Check your flight status
Just because you were on the plane before you were asked to disembark doesn’t necessarily mean you get additional compensation. Once you get off the plane, you need to check your flight status.
If the flight is still delayed, the US Department of Transportation does not require the airlines to provide any compensation, so you will have to wait for the flight to depart or be cancelled. While you wait, ask the airline for a meal or hotel voucher as some provide it during long delays.
If the flight is cancelled, the POINT obliges the airline to provide a refund, regardless of the reason for the cancellation. However, you can instead request to be re-booked on a later flight, or choose to find your own transportation to your final destination. Airlines are not required to give you a hotel or reimburse you for travel expenses outside of flight reimbursement, per DOT.
In some cases, not all passengers will be disembarked after boarding, but only a select few. This is called “cumping” or “involuntary denied boarding”, according to the DOT, and occurs when airlines oversell a flight, meaning there are more passengers than seats.
More often than not, airlines ask for volunteers to take a different flight, such as Delta Air Lines offering $10,000 to each passenger who gave up their seat on a June 27 flight from Grand Rapids, Michigan.
However, sometimes carriers do not find enough volunteers and unintentionally jostle people, which mostly happens before boarding the plane. In this case, airlines must provide compensation, although there are a few exceptions, according to the DOT:
- Change of aircraft to a smaller aircraft for operational or safety reasons
- The plane contains less than 30 people
- Weight and Balance Issues for Aircraft with 60 Seats or Less
- The flight is departing from a foreign country and heading to the United States
If none of these conditions apply and you have a confirmed ticket, checked in on time, were at the gate on time and the airline was unable to get you at your final destination within one hour of your original arrival time, you are entitled to a denied boarding allowance (DBC), according to the DOT.
DBC is based on the value of your ticket, the length of your delay resulting from involuntary denied boarding and whether your flight was domestic or international.
For domestic flights that arrive one to two hours later than scheduled, passengers receive 200% of their one-way fare, which can be capped at $775. Anything over two hours is 400%, which can be capped at $1,550.
For international flights that arrive one to four hours later than scheduled, passengers receive 200% of their one-way fare, and anything over four hours is 400%. Caps still apply, at the discretion of the airline.
Passengers who booked a higher fare class, such as business, but were downgraded to a cheaper cabin should be refunded the difference in price.
Airlines cannot remove you from a flight you have already boarded if you checked in before the last check-in time and your boarding pass was scanned at the gate, per DOT.
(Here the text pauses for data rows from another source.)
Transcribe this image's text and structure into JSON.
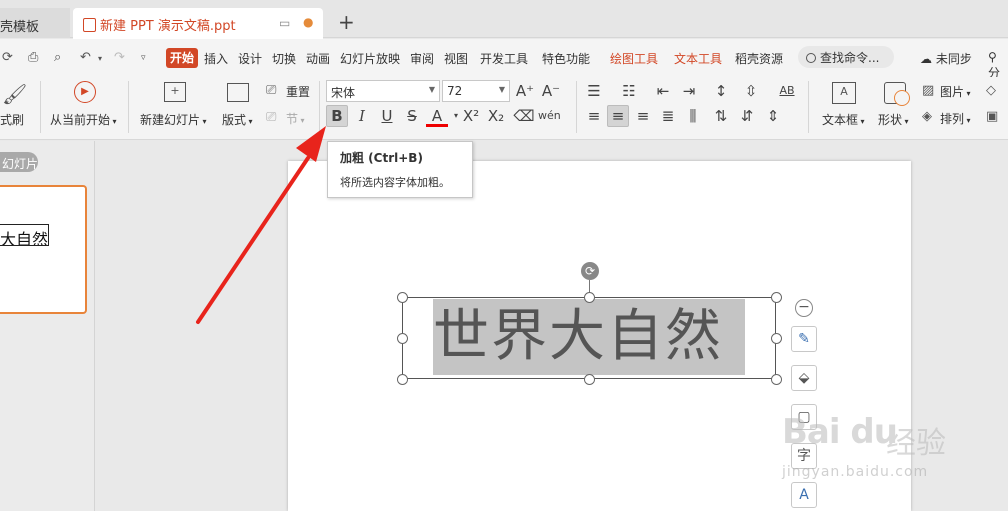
{
  "tabs": {
    "template_tab": "壳模板",
    "document_tab": "新建 PPT 演示文稿.ppt",
    "add": "+"
  },
  "menu": {
    "active": "开始",
    "items": [
      "插入",
      "设计",
      "切换",
      "动画",
      "幻灯片放映",
      "审阅",
      "视图",
      "开发工具",
      "特色功能"
    ],
    "context_items": [
      "绘图工具",
      "文本工具"
    ],
    "resource": "稻壳资源",
    "search_placeholder": "查找命令...",
    "sync": "未同步",
    "share": "分"
  },
  "ribbon": {
    "format_painter": "式刷",
    "play_from_current": "从当前开始",
    "new_slide": "新建幻灯片",
    "layout": "版式",
    "reset": "重置",
    "section": "节",
    "font_name": "宋体",
    "font_size": "72",
    "text_box": "文本框",
    "shape": "形状",
    "picture": "图片",
    "arrange": "排列"
  },
  "tooltip": {
    "title": "加粗 (Ctrl+B)",
    "description": "将所选内容字体加粗。"
  },
  "left_panel": {
    "tag": "幻灯片",
    "thumb_text": "大自然"
  },
  "slide": {
    "title": "世界大自然"
  },
  "watermark": {
    "logo": "Bai du",
    "cn": "经验",
    "url": "jingyan.baidu.com"
  },
  "colors": {
    "accent": "#d24726",
    "selection": "#c4c4c4",
    "thumb_border": "#e8843a",
    "arrow": "#e8241c"
  }
}
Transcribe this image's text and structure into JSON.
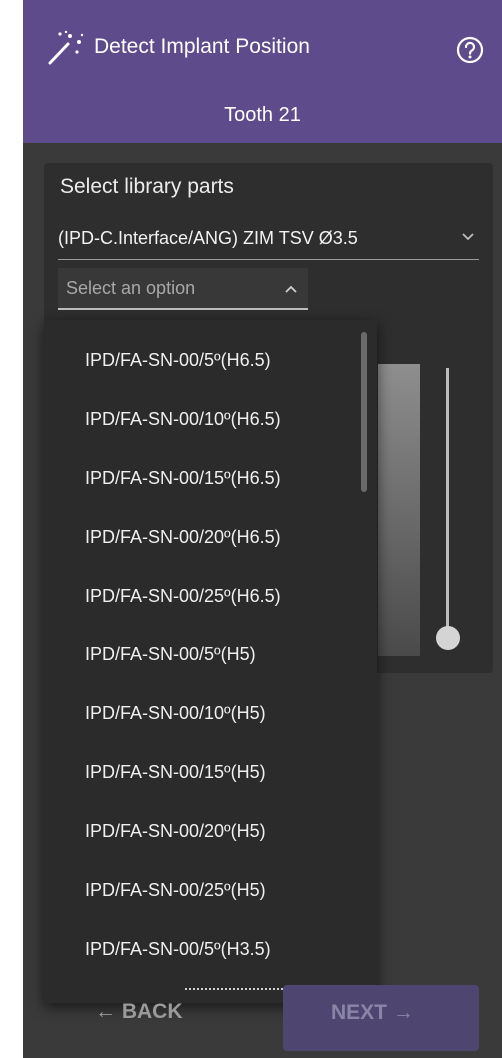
{
  "header": {
    "title": "Detect Implant Position",
    "subtitle": "Tooth 21",
    "icon": "magic-wand-icon",
    "help_icon": "help-circle-icon"
  },
  "card": {
    "title": "Select library parts",
    "library_select": {
      "value": "(IPD-C.Interface/ANG) ZIM TSV Ø3.5",
      "icon": "chevron-down-icon"
    },
    "part_select": {
      "placeholder": "Select an option",
      "icon": "chevron-up-icon"
    }
  },
  "dropdown": {
    "options": [
      "IPD/FA-SN-00/5º(H6.5)",
      "IPD/FA-SN-00/10º(H6.5)",
      "IPD/FA-SN-00/15º(H6.5)",
      "IPD/FA-SN-00/20º(H6.5)",
      "IPD/FA-SN-00/25º(H6.5)",
      "IPD/FA-SN-00/5º(H5)",
      "IPD/FA-SN-00/10º(H5)",
      "IPD/FA-SN-00/15º(H5)",
      "IPD/FA-SN-00/20º(H5)",
      "IPD/FA-SN-00/25º(H5)",
      "IPD/FA-SN-00/5º(H3.5)"
    ]
  },
  "footer": {
    "back_label": "← BACK",
    "next_label": "NEXT →"
  },
  "colors": {
    "header_bg": "#5e4b8b",
    "panel_bg": "#3a3a3a",
    "card_bg": "#2e2e2e",
    "dropdown_bg": "#2b2b2b",
    "next_button_bg": "#4e4670"
  }
}
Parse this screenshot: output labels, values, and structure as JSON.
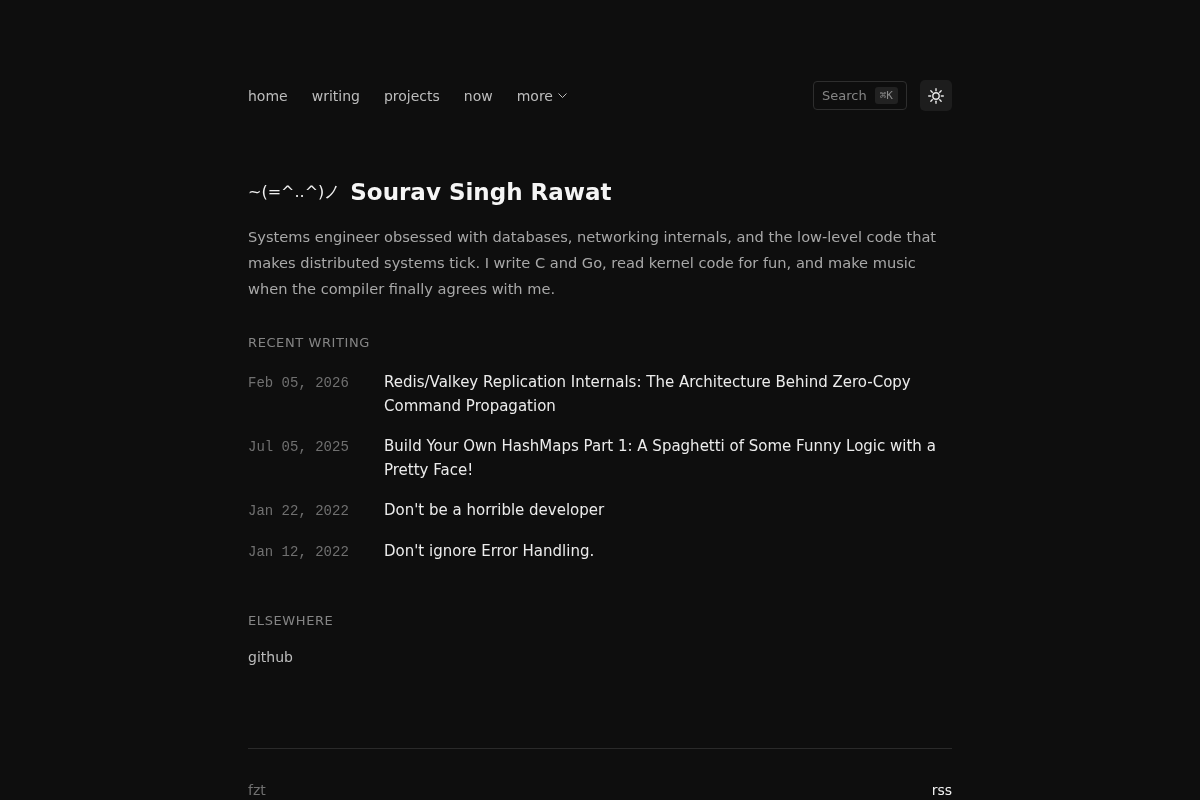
{
  "nav": {
    "items": [
      {
        "label": "home",
        "kind": "link"
      },
      {
        "label": "writing",
        "kind": "link"
      },
      {
        "label": "projects",
        "kind": "link"
      },
      {
        "label": "now",
        "kind": "link"
      },
      {
        "label": "more",
        "kind": "menu"
      }
    ],
    "search": {
      "label": "Search",
      "shortcut": "⌘K"
    }
  },
  "intro": {
    "kaomoji": "~(=^..^)ノ",
    "name": "Sourav Singh Rawat",
    "bio": "Systems engineer obsessed with databases, networking internals, and the low-level code that makes distributed systems tick. I write C and Go, read kernel code for fun, and make music when the compiler finally agrees with me."
  },
  "recent_writing": {
    "heading": "RECENT WRITING",
    "posts": [
      {
        "date": "Feb 05, 2026",
        "title": "Redis/Valkey Replication Internals: The Architecture Behind Zero-Copy Command Propagation"
      },
      {
        "date": "Jul 05, 2025",
        "title": "Build Your Own HashMaps Part 1: A Spaghetti of Some Funny Logic with a Pretty Face!"
      },
      {
        "date": "Jan 22, 2022",
        "title": "Don't be a horrible developer"
      },
      {
        "date": "Jan 12, 2022",
        "title": "Don't ignore Error Handling."
      }
    ]
  },
  "elsewhere": {
    "heading": "ELSEWHERE",
    "links": [
      {
        "label": "github"
      }
    ]
  },
  "footer": {
    "left": "fzt",
    "right": "rss"
  }
}
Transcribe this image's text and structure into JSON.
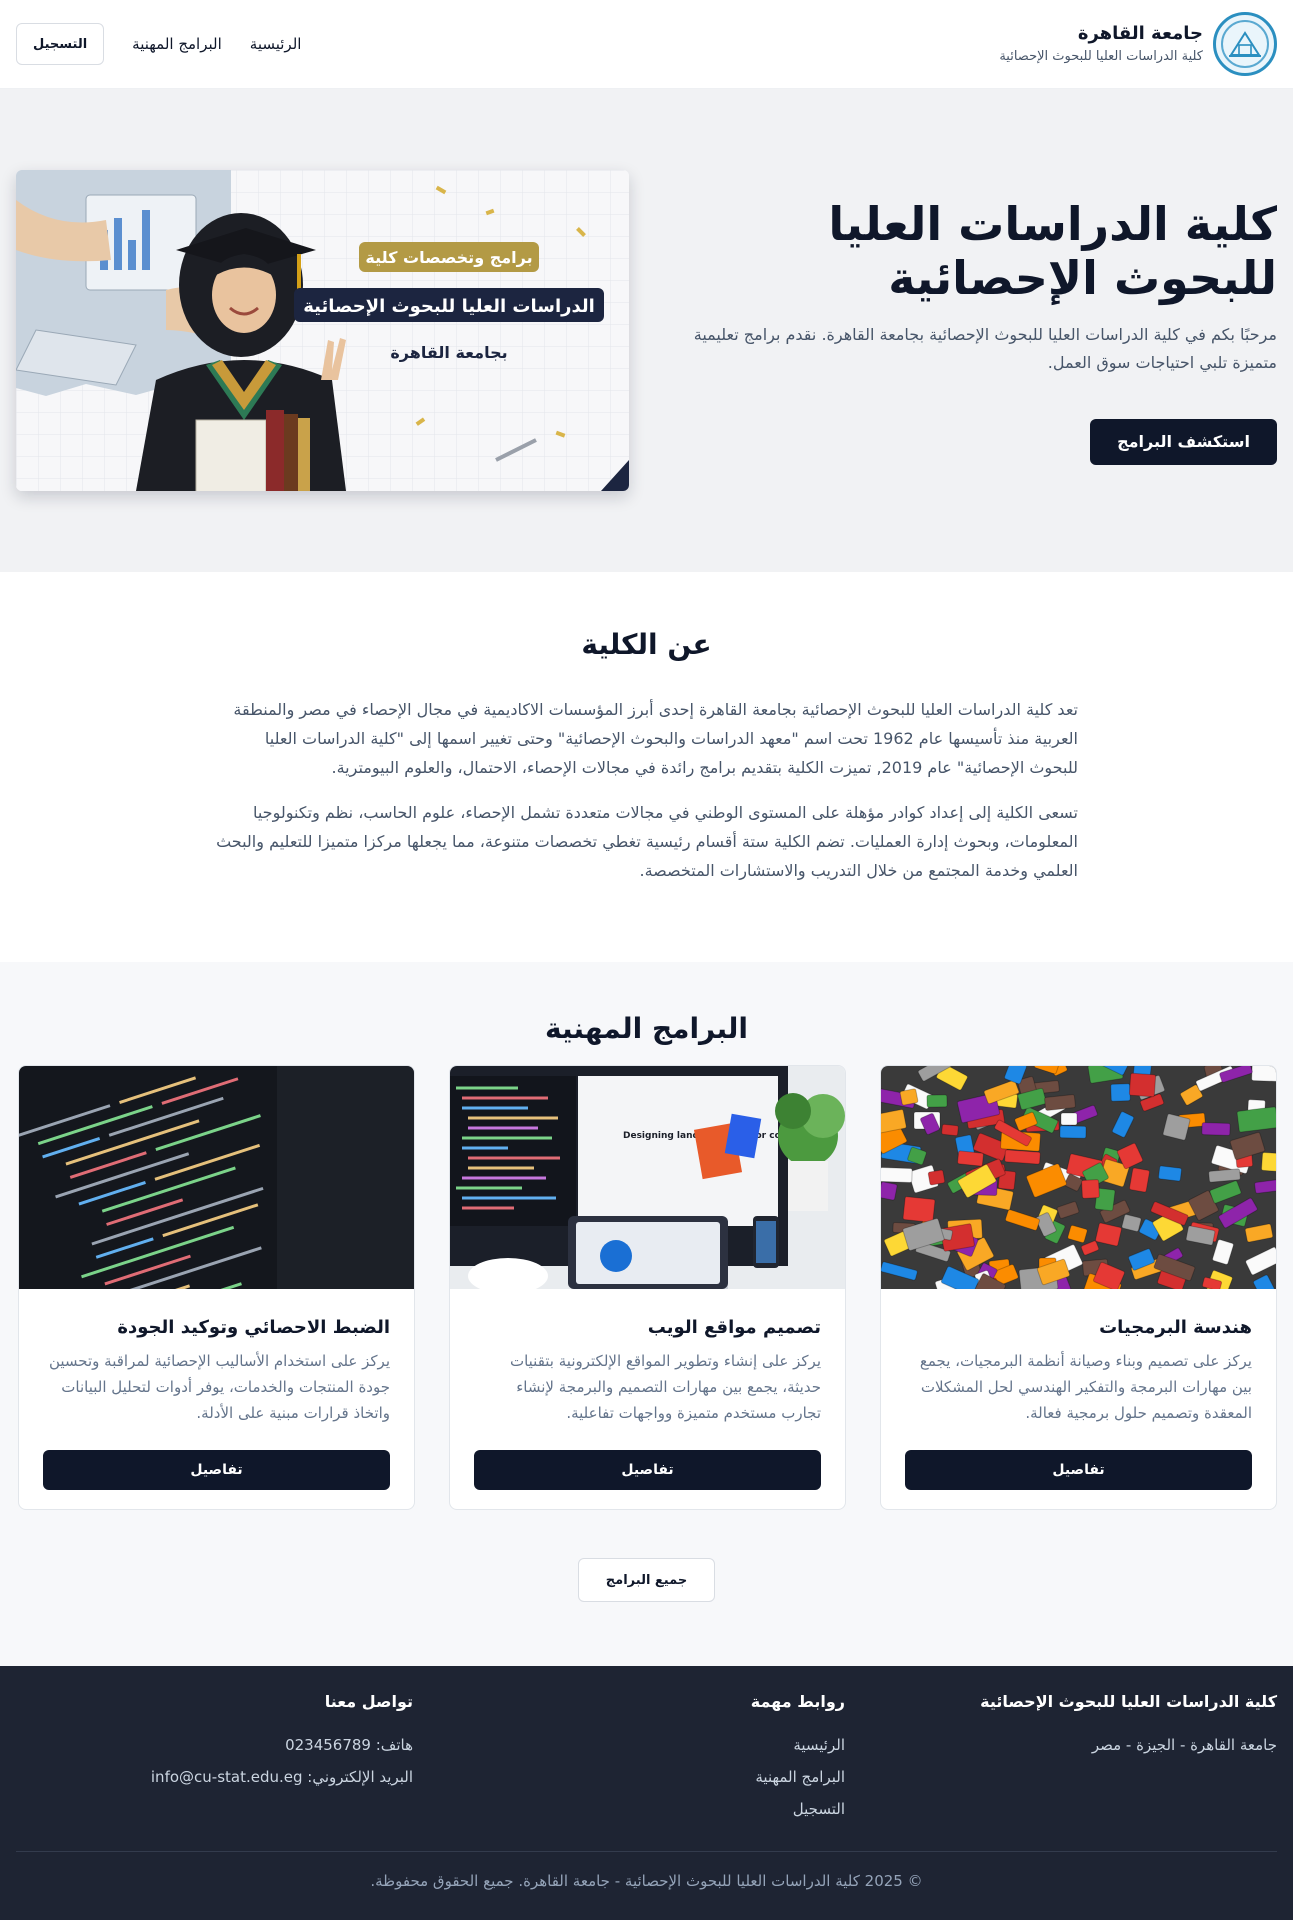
{
  "header": {
    "title": "جامعة القاهرة",
    "subtitle": "كلية الدراسات العليا للبحوث الإحصائية",
    "nav": [
      {
        "label": "الرئيسية"
      },
      {
        "label": "البرامج المهنية"
      }
    ],
    "register_label": "التسجيل"
  },
  "hero": {
    "title": "كلية الدراسات العليا للبحوث الإحصائية",
    "description": "مرحبًا بكم في كلية الدراسات العليا للبحوث الإحصائية بجامعة القاهرة. نقدم برامج تعليمية متميزة تلبي احتياجات سوق العمل.",
    "button_label": "استكشف البرامج",
    "image": {
      "badge": "برامج وتخصصات كلية",
      "headline": "الدراسات العليا للبحوث الإحصائية",
      "tagline": "بجامعة القاهرة"
    }
  },
  "about": {
    "title": "عن الكلية",
    "paragraphs": [
      "تعد كلية الدراسات العليا للبحوث الإحصائية بجامعة القاهرة إحدى أبرز المؤسسات الاكاديمية في مجال الإحصاء في مصر والمنطقة العربية منذ تأسيسها عام 1962 تحت اسم \"معهد الدراسات والبحوث الإحصائية\" وحتى تغيير اسمها إلى \"كلية الدراسات العليا للبحوث الإحصائية\" عام 2019, تميزت الكلية بتقديم برامج رائدة في مجالات الإحصاء، الاحتمال، والعلوم البيومترية.",
      "تسعى الكلية إلى إعداد كوادر مؤهلة على المستوى الوطني في مجالات متعددة تشمل الإحصاء، علوم الحاسب، نظم وتكنولوجيا المعلومات، وبحوث إدارة العمليات. تضم الكلية ستة أقسام رئيسية تغطي تخصصات متنوعة، مما يجعلها مركزا متميزا للتعليم والبحث العلمي وخدمة المجتمع من خلال التدريب والاستشارات المتخصصة."
    ]
  },
  "programs": {
    "title": "البرامج المهنية",
    "cards": [
      {
        "title": "هندسة البرمجيات",
        "description": "يركز على تصميم وبناء وصيانة أنظمة البرمجيات، يجمع بين مهارات البرمجة والتفكير الهندسي لحل المشكلات المعقدة وتصميم حلول برمجية فعالة.",
        "button_label": "تفاصيل",
        "image": "colorful-building-blocks"
      },
      {
        "title": "تصميم مواقع الويب",
        "description": "يركز على إنشاء وتطوير المواقع الإلكترونية بتقنيات حديثة، يجمع بين مهارات التصميم والبرمجة لإنشاء تجارب مستخدم متميزة وواجهات تفاعلية.",
        "button_label": "تفاصيل",
        "image": "web-design-workspace",
        "screen_text": "Designing landing pages for conversion"
      },
      {
        "title": "الضبط الاحصائي وتوكيد الجودة",
        "description": "يركز على استخدام الأساليب الإحصائية لمراقبة وتحسين جودة المنتجات والخدمات، يوفر أدوات لتحليل البيانات واتخاذ قرارات مبنية على الأدلة.",
        "button_label": "تفاصيل",
        "image": "code-on-screen"
      }
    ],
    "all_label": "جميع البرامج"
  },
  "footer": {
    "col1": {
      "title": "كلية الدراسات العليا للبحوث الإحصائية",
      "address": "جامعة القاهرة - الجيزة - مصر"
    },
    "col2": {
      "title": "روابط مهمة",
      "links": [
        "الرئيسية",
        "البرامج المهنية",
        "التسجيل"
      ]
    },
    "col3": {
      "title": "تواصل معنا",
      "phone": "هاتف: 023456789",
      "email": "البريد الإلكتروني: info@cu-stat.edu.eg"
    },
    "copyright": "© 2025 كلية الدراسات العليا للبحوث الإحصائية - جامعة القاهرة. جميع الحقوق محفوظة."
  },
  "colors": {
    "primary": "#0f172a",
    "hero_bg": "#f1f2f4",
    "footer_bg": "#1e2433",
    "gold": "#b39a45"
  }
}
However, you can still be deported for safety, security or health reasons. Or, if you were a disruptive passenger. If you were removed for a reason beyond your control, such as unruly behavior, the airline is required to compensate you.
Long delay on the tarmac
Tarmac delays occur when passengers on an arriving or departing aircraft do not have the opportunity to get off the aircraft, according to DOT. In the United States, airlines are required to allow passengers to disembark a plane before three hours have passed for domestic flights and four hours for international flights.
The only exception is if the reason is related to safety, security or air traffic control.
If you sit on the plane for more than three or four hours, you can file a complaint against the airline, according to CN Traveler.
For tarmac delays longer than two hours, airlines must provide passengers with water and snacks, per DOT.
Passengers are allowed to get off the plane during tarmac delays if the airline deems it safe. However, travelers can do so at their own risk as the carrier is not required to let them reboard the plane or wait for them once the flight is ready to take off.
Also, their checked baggage should not be removed before departure, according to the DOT.